The quest to find common causes of autoimmune disease

At first glance, Type I diabetes, Sjögren’s syndrome and rheumatoid arthritis don’t appear to have much in common. Not only are they distinguished by quite distinct sets of symptoms, they also primarily affect different parts of the body – cells in the pancreas, moisture-producing glands and joints, respectively.

Age of onset varies, too. Type I diabetes tends to rear its head in childhood; Sjögren’s syndrome and rheumatoid arthritis are most commonly diagnosed in middle or old age.

Nonetheless, they’re all autoimmune diseases: the consequence of an immune system attacking tissues in the body it’s supposed to protect. Some 12% of people will be affected by at least 1 autoimmune disease, and once such afflictions appear, they stick around for life, says Professor Chris Goodnow, executive director of the Garvan Institute of Medical Research.

“They really impact on quality of life, even with the various new treatments today.”

How and why autoimmune diseases emerge is mostly a mystery – but this will change if Goodnow and his colleagues at Garvan’s Hope Research program achieve their goal. By focusing on around 40 common autoimmune diseases, they’re hunting down overlapping root causes behind the entire suite of disorders.

The case for a common cause

It may seem fanciful that the mechanism that causes the dry eyes and mouth of Sjögren’s syndrome also generates pain and inflammation in rheumatoid arthritis, but there’s significant comorbidity between the two. Indeed, around a quarter of people with an autoimmune disease are at risk of developing another.

So instead of focusing on nailing the cause of one autoimmune disease at a time, Goodnow says, researchers should think of them as variations on a theme.

He likens current beliefs about autoimmune diseases to how doctors once considered cancer. In the mid-20th century, physicians thought each cancer type stemmed from a different cause.

“We now know cancer is caused by somatic variation. But for autoimmune diseases, in terms of the underlying mechanism causing the immune system to attack some parts of the body, we’re still back in the 1960s.”

In a healthy immune system, B cells and T cells patrol the bloodstream, searching for foreign pathogens and particles. Normally, the cell division process that generates these and other cells incorporates “checkpoints” – safety mechanisms that ensure progeny cells don’t make autoantibodies and attack the host.

Should one checkpoint fail, it’s not usually a big deal – there are backups further down the line. But sometimes, and for reasons as yet unknown, they don’t work. And with the checkpoint system defunct, rogue clones are free to proliferate, secrete autoantibodies and wreak havoc on the body.

For this to happen, 3 elements must be involved.

Clues in DNA

The first, and most studied, component is inherited genetic variants. Most immune disorders have a strong genetic component; for instance, many genes each exert a small effect that nudges the risk of developing Sjögren’s syndrome up or down.

A clue to a common genetic predisposition is a subset of DNA variants that pop up in the major histocompatibility complex gene region in almost all autoimmune diseases.

Layered atop inherited DNA differences is the second vital part: somatic DNA changes. To find these acquired defects, researchers must first locate rogue clones – and this is not a simple task. While rogue clones can inflict immense suffering, they’re usually vastly outnumbered by other immune cells in the bloodstream.

Single cell sequencing helps separate rogue clones from their well-behaved counterparts. This new technique sorts cells into clusters, then analyses DNA and RNA in each to determine somatic variation and gene transcription.

“For instance, we fished out rare cells that are making damaging rheumatoid factor autoantibody,” Goodnow says. “Then we went inside those cells to see how they managed to evade all the checkpoints that would normally stop them.”

Environmental elements

The third crucial element to autoimmune disorders is an environmental trigger, such as a viral infection.

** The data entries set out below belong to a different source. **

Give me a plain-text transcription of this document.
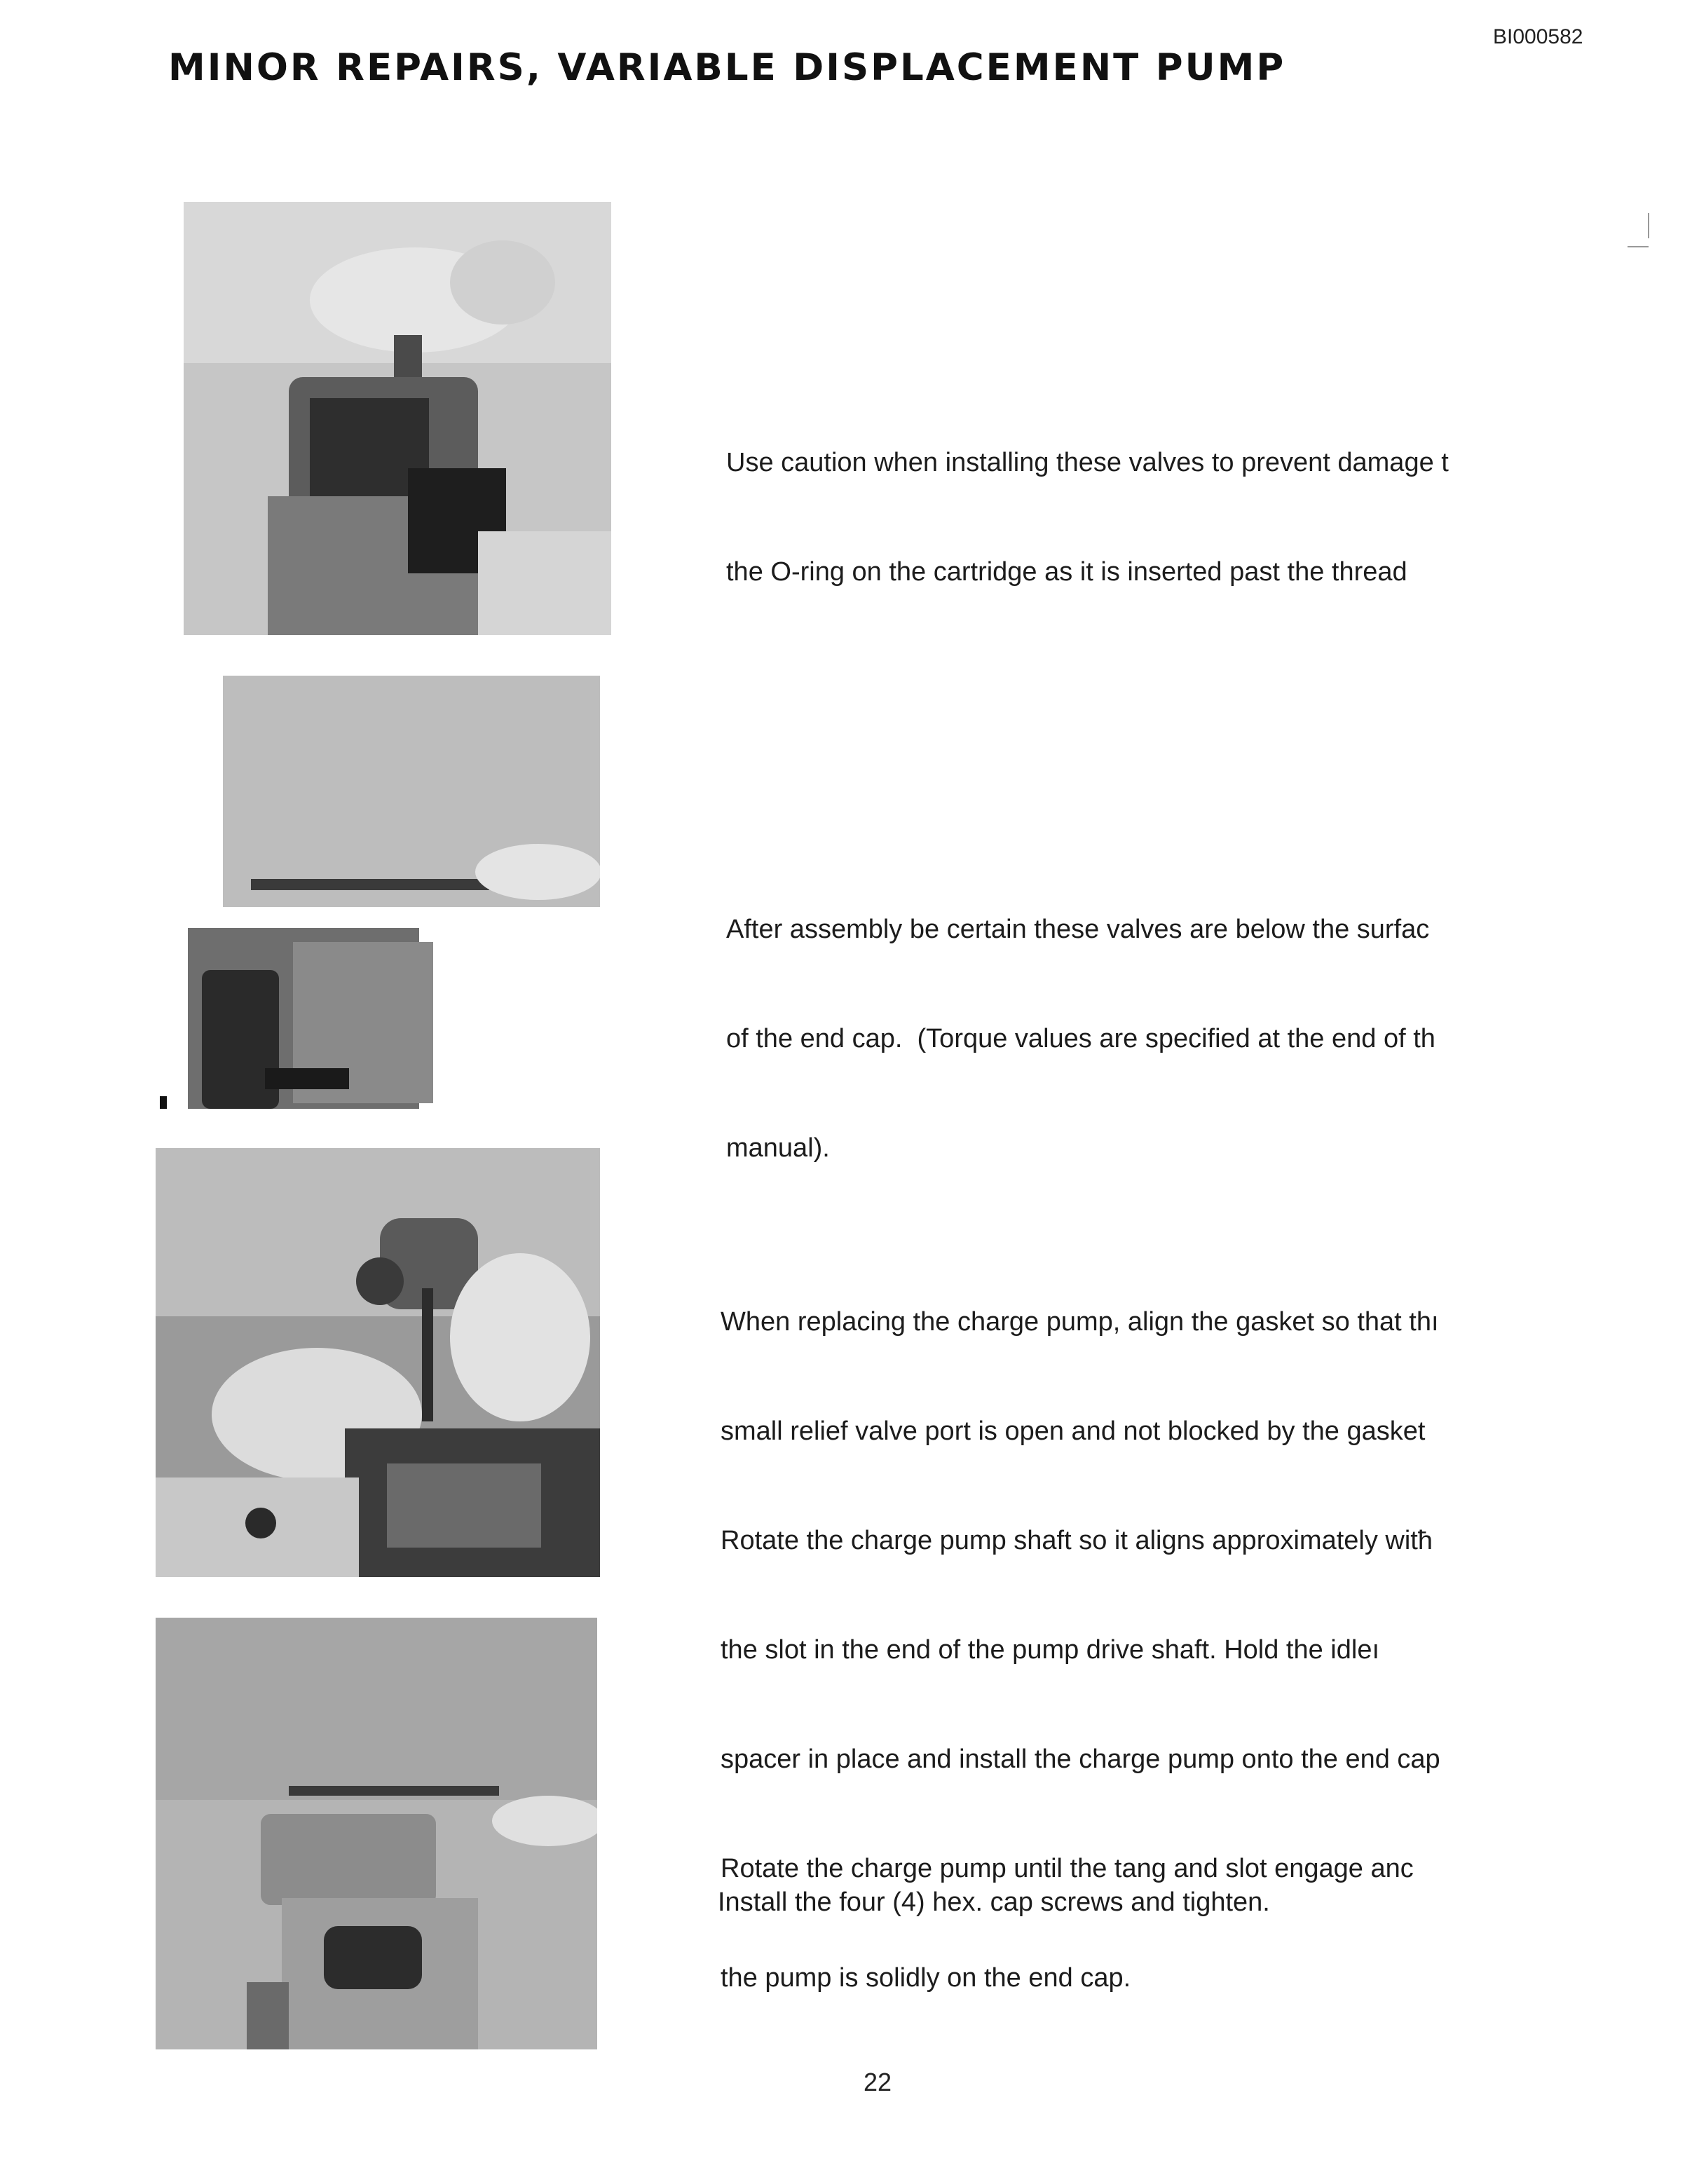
BI000582
MINOR REPAIRS, VARIABLE DISPLACEMENT PUMP

Use caution when installing these valves to prevent damage t

the O-ring on the cartridge as it is inserted past the thread

After assembly be certain these valves are below the surfac

of the end cap.  (Torque values are specified at the end of th

manual).

When replacing the charge pump, align the gasket so that thı

small relief valve port is open and not blocked by the gasket

Rotate the charge pump shaft so it aligns approximately witħ

the slot in the end of the pump drive shaft. Hold the idleı

spacer in place and install the charge pump onto the end cap

Rotate the charge pump until the tang and slot engage anс

the pump is solidly on the end cap.

Install the four (4) hex. cap screws and tighten.

22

A prime example is hepatitis C. Before the new tranche of antiviral therapies was developed, hepatitis C was a lifelong infection. But something about harbouring the virus meant around half of chronically infected patients also developed rheumatoid factor autoantibodies.

Now antiviral therapies effectively cure hepatitis C in a matter of weeks. “And just by getting rid of the virus, what we’re finding is that the rogue clones don’t go away, but the autoantibody they make decreases enough that they stop having rheumatic symptoms,” Goodnow says.

The million-dollar question is: to what extent do inherited DNA, somatic variation and environmental triggers influence all autoimmune diseases?

“That gets back to why we’re doing the Hope Research program,” Goodnow says. 

“A lot of these disorders are extremely painful and very limiting. Better management would be a great relief to a lot of people, not to mention their family and those that support them as well.”